From: K Prateek Nayak

Date: Fri Mar 27 2026 - 07:39:14 EST


Hello Andrea,

On 3/27/2026 3:14 PM, Andrea Righi wrote:
> Hi Vincent,
>
> On Fri, Mar 27, 2026 at 09:45:56AM +0100, Vincent Guittot wrote:
>> On Thu, 26 Mar 2026 at 16:12, Andrea Righi <arighi@xxxxxxxxxx> wrote:
>>>
>>> When choosing which idle housekeeping CPU runs the idle load balancer,
>>> prefer one on a fully idle core if SMT is active, so balance can migrate
>>> work onto a CPU that still offers full effective capacity. Fall back to
>>> any idle candidate if none qualify.
>>
>> This one isn't straightforward for me.
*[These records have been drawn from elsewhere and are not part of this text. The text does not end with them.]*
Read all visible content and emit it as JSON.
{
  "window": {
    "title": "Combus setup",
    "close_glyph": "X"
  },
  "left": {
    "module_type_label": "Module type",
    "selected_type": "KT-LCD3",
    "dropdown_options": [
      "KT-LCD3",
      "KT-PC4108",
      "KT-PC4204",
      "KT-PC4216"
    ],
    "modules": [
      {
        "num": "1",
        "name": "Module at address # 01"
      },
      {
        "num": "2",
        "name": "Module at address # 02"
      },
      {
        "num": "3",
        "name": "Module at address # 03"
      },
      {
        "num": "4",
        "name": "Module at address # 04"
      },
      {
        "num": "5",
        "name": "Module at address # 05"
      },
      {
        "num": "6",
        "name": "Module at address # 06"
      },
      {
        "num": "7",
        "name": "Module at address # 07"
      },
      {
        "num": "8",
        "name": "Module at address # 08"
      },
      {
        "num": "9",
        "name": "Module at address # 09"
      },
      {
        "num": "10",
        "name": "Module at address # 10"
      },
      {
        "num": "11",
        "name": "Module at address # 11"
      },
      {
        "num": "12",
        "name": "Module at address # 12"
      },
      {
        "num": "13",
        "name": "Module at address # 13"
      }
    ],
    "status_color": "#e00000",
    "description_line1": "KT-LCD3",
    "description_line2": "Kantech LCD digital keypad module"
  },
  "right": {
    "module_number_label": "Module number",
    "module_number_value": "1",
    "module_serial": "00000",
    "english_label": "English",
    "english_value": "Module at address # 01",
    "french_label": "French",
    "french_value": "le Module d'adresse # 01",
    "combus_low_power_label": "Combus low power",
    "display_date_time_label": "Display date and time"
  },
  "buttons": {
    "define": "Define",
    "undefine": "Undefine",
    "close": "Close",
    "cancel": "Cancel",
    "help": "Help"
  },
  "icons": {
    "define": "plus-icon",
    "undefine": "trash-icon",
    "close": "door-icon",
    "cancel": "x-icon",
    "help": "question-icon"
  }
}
The ilb cpu will check all
>> other idle CPUs 1st and finish with itself so unless the next CPU in
>> the idle_cpus_mask is a sibling, this should not make a difference
>>
>> Did you see any perf diff ?
>
> I actually see a benefit, in particular, with the first patch applied I see
> a ~1.76x speedup, if I add this on top I get ~1.9x speedup vs baseline,
> which seems pretty consistent across runs (definitely not in error range).
>
> The intention with this change was to minimize SMT noise running the ILB
> code on a fully-idle core when possible, but I also didn't expect to see
> such big difference.
>
> I'll investigate more to better understand what's happening.
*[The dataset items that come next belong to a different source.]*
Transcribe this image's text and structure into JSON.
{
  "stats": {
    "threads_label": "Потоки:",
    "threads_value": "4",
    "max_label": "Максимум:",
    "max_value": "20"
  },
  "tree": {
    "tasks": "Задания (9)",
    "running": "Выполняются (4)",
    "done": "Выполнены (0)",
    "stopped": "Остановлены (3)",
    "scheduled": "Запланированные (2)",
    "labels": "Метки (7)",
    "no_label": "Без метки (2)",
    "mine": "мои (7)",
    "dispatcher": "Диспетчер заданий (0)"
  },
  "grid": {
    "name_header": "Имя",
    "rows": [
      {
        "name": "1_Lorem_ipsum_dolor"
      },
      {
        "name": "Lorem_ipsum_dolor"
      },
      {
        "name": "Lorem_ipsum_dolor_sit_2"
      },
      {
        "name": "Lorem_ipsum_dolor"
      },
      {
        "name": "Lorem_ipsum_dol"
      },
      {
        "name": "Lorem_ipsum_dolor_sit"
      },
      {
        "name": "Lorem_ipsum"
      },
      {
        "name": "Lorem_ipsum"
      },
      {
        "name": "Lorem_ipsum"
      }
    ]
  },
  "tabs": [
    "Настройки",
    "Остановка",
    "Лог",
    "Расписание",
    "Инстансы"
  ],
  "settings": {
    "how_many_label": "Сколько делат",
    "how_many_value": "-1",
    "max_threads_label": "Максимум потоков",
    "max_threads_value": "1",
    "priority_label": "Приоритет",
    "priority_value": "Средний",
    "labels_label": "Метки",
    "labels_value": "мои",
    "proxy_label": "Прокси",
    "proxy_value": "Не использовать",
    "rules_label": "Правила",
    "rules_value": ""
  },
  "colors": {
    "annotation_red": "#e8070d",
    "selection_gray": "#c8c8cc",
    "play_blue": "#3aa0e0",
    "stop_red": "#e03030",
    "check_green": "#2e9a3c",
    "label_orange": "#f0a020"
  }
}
Interesting! Either this "CPU-intensive workload" hates SMT turning
busy (but to an extent where performance drops visibly?) or ILB
keeps getting interrupted on an SMT sibling that is burdened by
interrupts leading to slower balance (or IRQs driving the workload
being delayed by rq_lock disabling them)

Would it be possible to share the total SCHED_SOFTIRQ time, load
balancing attempts, and utlization with and without the patch? I too
will go queue up some runs to see if this makes a difference.

--
Thanks and Regards,
Prateek